Fietsen in roomse plaatsen minder populair
Rooms-katholieke gemeenten zijn onaantrekkelijker voor fietsers dan hun protestantse tegenhangers. Volgens de Fietsersbond bestijgen rooms-katholieken daardoor veel minder vaak hun stalen ros dan protestanten.
Uit een analyse van het fietsgebruik in 2000 blijkt volgens de Fietsersbond dat gemeenten zoals Maastricht en 's-Hertogenbosch slechter zijn aangepast aan fietsers dan bijvoorbeeld Zwolle en Middelburg.
Gemiddeld 45 procent van de ritjes over korte afstanden leggen protestanten op de fiets af. Bij katholieken is dit 31 procent. In de analyse staat katholiek voor Bourgondisch en “Waarom moeilijk doen als het makkelijk kan?” Protestanten worden gezien als sober en principieel.
Dit verschil in volksaard zou terug te vinden zijn in gemeentebesturen, waardoor fietsers van boven de grote rivieren stukken beter af zijn dan in het overwegend roomse zuiden, stelt de bond, die het fietsgebruik in zestig gemeenten onderzocht. In het noorden is er bijvoorbeeld vaak voor gezorgd dat de fiets op korte afstanden een goede concurrent is van de auto.
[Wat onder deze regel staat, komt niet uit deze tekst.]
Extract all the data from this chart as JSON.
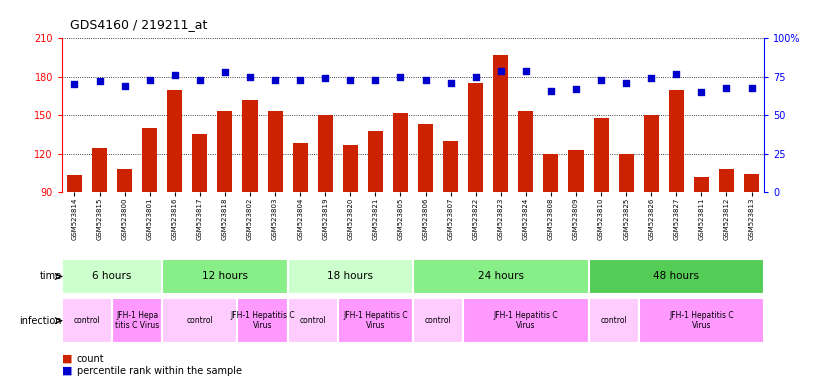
{
  "title": "GDS4160 / 219211_at",
  "samples": [
    "GSM523814",
    "GSM523815",
    "GSM523800",
    "GSM523801",
    "GSM523816",
    "GSM523817",
    "GSM523818",
    "GSM523802",
    "GSM523803",
    "GSM523804",
    "GSM523819",
    "GSM523820",
    "GSM523821",
    "GSM523805",
    "GSM523806",
    "GSM523807",
    "GSM523822",
    "GSM523823",
    "GSM523824",
    "GSM523808",
    "GSM523809",
    "GSM523810",
    "GSM523825",
    "GSM523826",
    "GSM523827",
    "GSM523811",
    "GSM523812",
    "GSM523813"
  ],
  "counts": [
    103,
    124,
    108,
    140,
    170,
    135,
    153,
    162,
    153,
    128,
    150,
    127,
    138,
    152,
    143,
    130,
    175,
    197,
    153,
    120,
    123,
    148,
    120,
    150,
    170,
    102,
    108,
    104
  ],
  "percentile": [
    70,
    72,
    69,
    73,
    76,
    73,
    78,
    75,
    73,
    73,
    74,
    73,
    73,
    75,
    73,
    71,
    75,
    79,
    79,
    66,
    67,
    73,
    71,
    74,
    77,
    65,
    68,
    68
  ],
  "time_groups": [
    {
      "label": "6 hours",
      "start": 0,
      "end": 4,
      "color": "#ccffcc"
    },
    {
      "label": "12 hours",
      "start": 4,
      "end": 9,
      "color": "#88ee88"
    },
    {
      "label": "18 hours",
      "start": 9,
      "end": 14,
      "color": "#ccffcc"
    },
    {
      "label": "24 hours",
      "start": 14,
      "end": 21,
      "color": "#88ee88"
    },
    {
      "label": "48 hours",
      "start": 21,
      "end": 28,
      "color": "#55cc55"
    }
  ],
  "infection_groups": [
    {
      "label": "control",
      "start": 0,
      "end": 2,
      "color": "#ffccff"
    },
    {
      "label": "JFH-1 Hepa\ntitis C Virus",
      "start": 2,
      "end": 4,
      "color": "#ff99ff"
    },
    {
      "label": "control",
      "start": 4,
      "end": 7,
      "color": "#ffccff"
    },
    {
      "label": "JFH-1 Hepatitis C\nVirus",
      "start": 7,
      "end": 9,
      "color": "#ff99ff"
    },
    {
      "label": "control",
      "start": 9,
      "end": 11,
      "color": "#ffccff"
    },
    {
      "label": "JFH-1 Hepatitis C\nVirus",
      "start": 11,
      "end": 14,
      "color": "#ff99ff"
    },
    {
      "label": "control",
      "start": 14,
      "end": 16,
      "color": "#ffccff"
    },
    {
      "label": "JFH-1 Hepatitis C\nVirus",
      "start": 16,
      "end": 21,
      "color": "#ff99ff"
    },
    {
      "label": "control",
      "start": 21,
      "end": 23,
      "color": "#ffccff"
    },
    {
      "label": "JFH-1 Hepatitis C\nVirus",
      "start": 23,
      "end": 28,
      "color": "#ff99ff"
    }
  ],
  "bar_color": "#cc2200",
  "marker_color": "#0000cc",
  "left_ylim": [
    90,
    210
  ],
  "right_ylim": [
    0,
    100
  ],
  "left_yticks": [
    90,
    120,
    150,
    180,
    210
  ],
  "right_yticks": [
    0,
    25,
    50,
    75,
    100
  ],
  "right_yticklabels": [
    "0",
    "25",
    "50",
    "75",
    "100%"
  ],
  "bg_color": "#ffffff",
  "plot_bg": "#ffffff"
}
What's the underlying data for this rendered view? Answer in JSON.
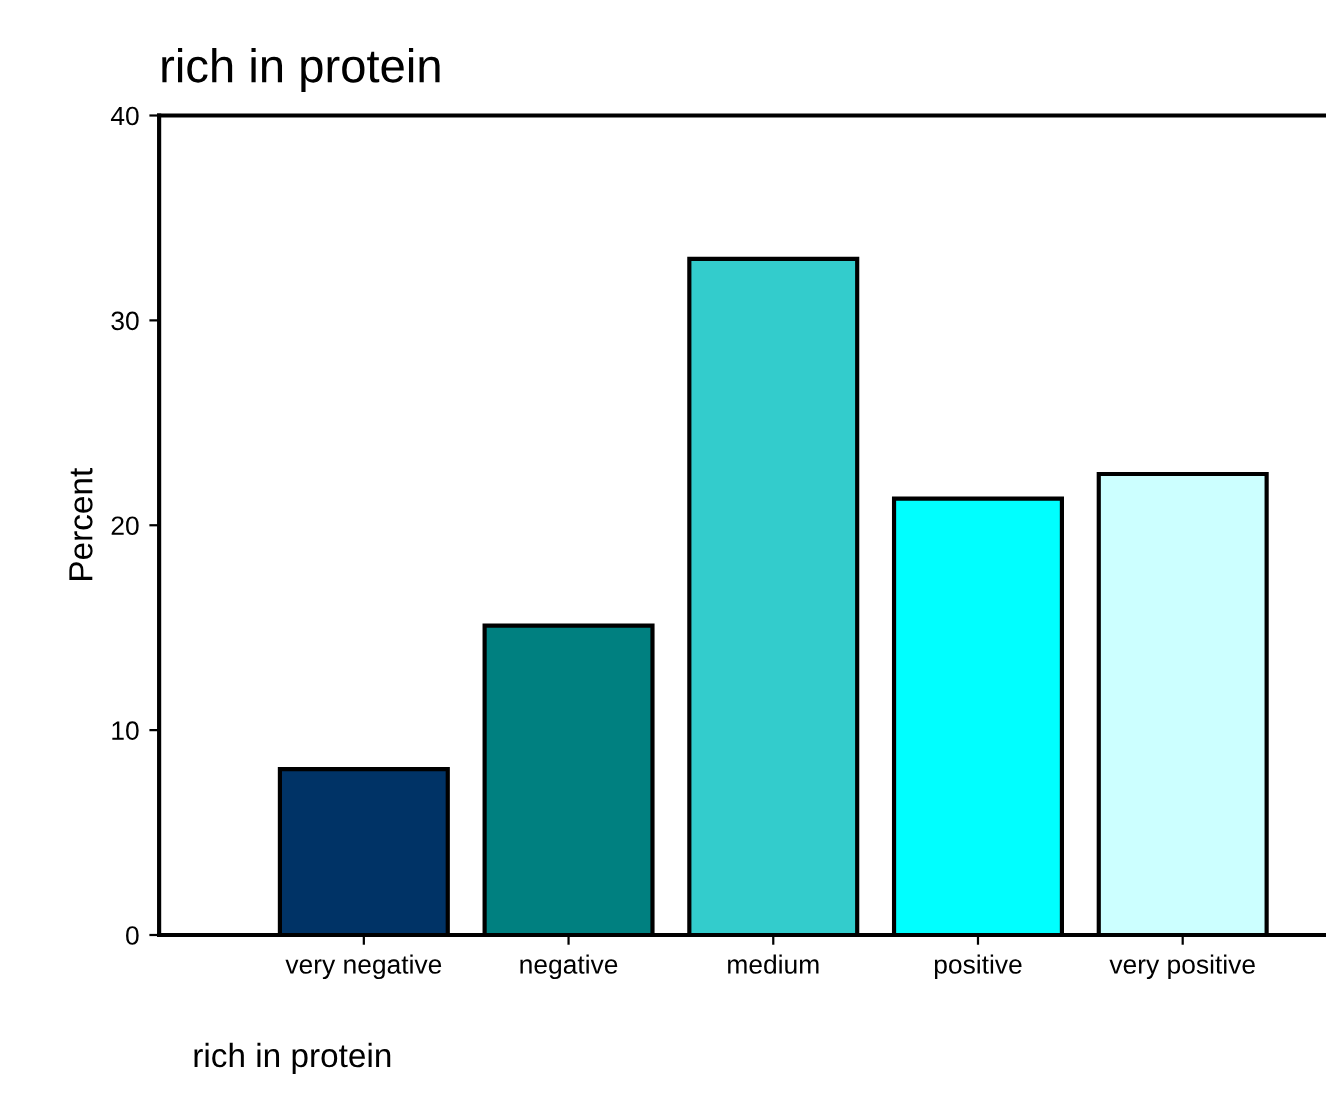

Ook op het gebied van het wegdek, herrie en verkeersveiligheid is het boven de grote rivieren beter geregeld. Houten komt als zeer positieve uitschieter uit het onderzoek, Landgraaf als negatieve.
De Fietsersbond stelt dat het gebruik van de fiets met maximaal 19 procent kan stijgen als gemeenten er alles aan doen om hun gebied fietsvriendelijk te maken. Bovendien moet gebruik van de auto, op korte afstanden de grote concurrent van de fiets, onaantrekkelijker gemaakt worden.